Le 05.02.2013 244 vues

Le Cameroun réexamine le projet Heraklès


Al Qarra – Cela ressemble fort à un retour en arrière. Le gouvernement camerounais devrait rencontrer le 12 février les responsables de la société Hérakles. L’entreprise américaine ambitionne de planter des palmiers à huile sur près de 70 000 hectares. Un projet que le ministre de l’agriculture souhaite réexaminer.

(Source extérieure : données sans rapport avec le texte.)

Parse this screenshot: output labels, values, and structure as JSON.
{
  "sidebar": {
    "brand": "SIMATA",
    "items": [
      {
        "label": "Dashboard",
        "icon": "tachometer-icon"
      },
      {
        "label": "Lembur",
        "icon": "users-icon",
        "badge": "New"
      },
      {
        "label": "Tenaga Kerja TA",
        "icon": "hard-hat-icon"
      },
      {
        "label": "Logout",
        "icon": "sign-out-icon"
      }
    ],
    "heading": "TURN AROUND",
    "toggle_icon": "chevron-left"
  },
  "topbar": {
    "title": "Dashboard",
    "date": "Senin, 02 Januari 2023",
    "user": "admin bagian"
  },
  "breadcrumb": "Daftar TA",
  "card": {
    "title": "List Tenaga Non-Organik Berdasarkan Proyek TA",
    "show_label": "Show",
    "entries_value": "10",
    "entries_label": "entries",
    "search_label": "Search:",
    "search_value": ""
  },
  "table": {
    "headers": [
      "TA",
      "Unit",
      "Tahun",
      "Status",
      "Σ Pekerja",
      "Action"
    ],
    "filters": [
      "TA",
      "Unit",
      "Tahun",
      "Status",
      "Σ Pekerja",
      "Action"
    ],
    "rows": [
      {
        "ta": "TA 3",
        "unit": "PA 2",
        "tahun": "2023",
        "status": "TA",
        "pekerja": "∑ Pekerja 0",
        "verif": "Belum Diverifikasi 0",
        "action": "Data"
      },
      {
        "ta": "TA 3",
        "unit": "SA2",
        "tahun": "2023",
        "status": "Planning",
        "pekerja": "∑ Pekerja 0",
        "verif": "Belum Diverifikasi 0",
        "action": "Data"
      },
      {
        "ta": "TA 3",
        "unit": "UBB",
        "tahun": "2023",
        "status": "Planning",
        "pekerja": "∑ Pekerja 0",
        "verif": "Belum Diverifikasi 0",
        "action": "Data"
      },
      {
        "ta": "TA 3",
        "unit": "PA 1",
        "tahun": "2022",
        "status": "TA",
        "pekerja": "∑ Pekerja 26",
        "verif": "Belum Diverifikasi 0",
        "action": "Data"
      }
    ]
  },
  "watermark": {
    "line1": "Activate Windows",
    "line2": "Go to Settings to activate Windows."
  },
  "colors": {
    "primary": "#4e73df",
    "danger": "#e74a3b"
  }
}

Essemi MENYE, Ministre de l’Agriculture du Cameroun

« Nous allons avoir une séance d’explication parce qu’il s’agit non seulement de développer les plantations industrielles. Il faut qu’autour de la plantation industrielle il y ait des petites plantations, des plantations des petits porteurs. Au lieu que ce soit la seule entreprise qui ait toute la surface implantée il faut qu’il y ait des nationaux qui puissent être partenaires de cette entreprise-là. Donc nous sommes en train de travailler pour que l’on redéfinisse l’ampleur et l’emprise de ce projet-là. »

Il faut dire que le projet est loin d’avoir reçu l’agrément de la population et ce pour plusieurs raisons.

D’un point de vue juridique tout d’abord, car la convention signée avec le Cameroun en 2009 a permis à Herakles d’obtenir un bail de 99 ans.

D’un point de vue environnemental ensuite. La zone en question serait considérée comme l’un des berceaux de la biodiversité.

Si Greenpeace reconnaît un premier pas en avant du gouvernement cette nouvelle condition est loin d’être  satisfaisante.

Frédéric AMIEL, responsable de la campagne « forêt » chez Greenpeace

« C’est très intéressant de voir que le gouvernement se penche enfin sur la question Hérakles Farms puisqu’aujourd’hui on avait une espèce de laisser aller avec une absence complète du gouvernement mais c’est largement insuffisant puisque ce qu’on demande aujourd’hui comme d’autres ONG camerounaises c’est l’annulation de ce projet qui présentent trop d’aspects négatifs : accaparement de terres, déforestation, intimidation des populations locale, manque de transparence dans le contrat. C’est l’ensemble de ces problèmes auxquels il faut faire face aujourd’hui et revoir la question existentielle de la petite agriculture est loin d’être suffisant. »

Les nombreuses associations qui grincent des dents face à ce projet estiment que la société américaine opère en toute illégalité puisqu’elle ne possèderait aucun titre de concession. Autant de points à éclaircir alors que les premiers coups de pioche ont déjà été donnés.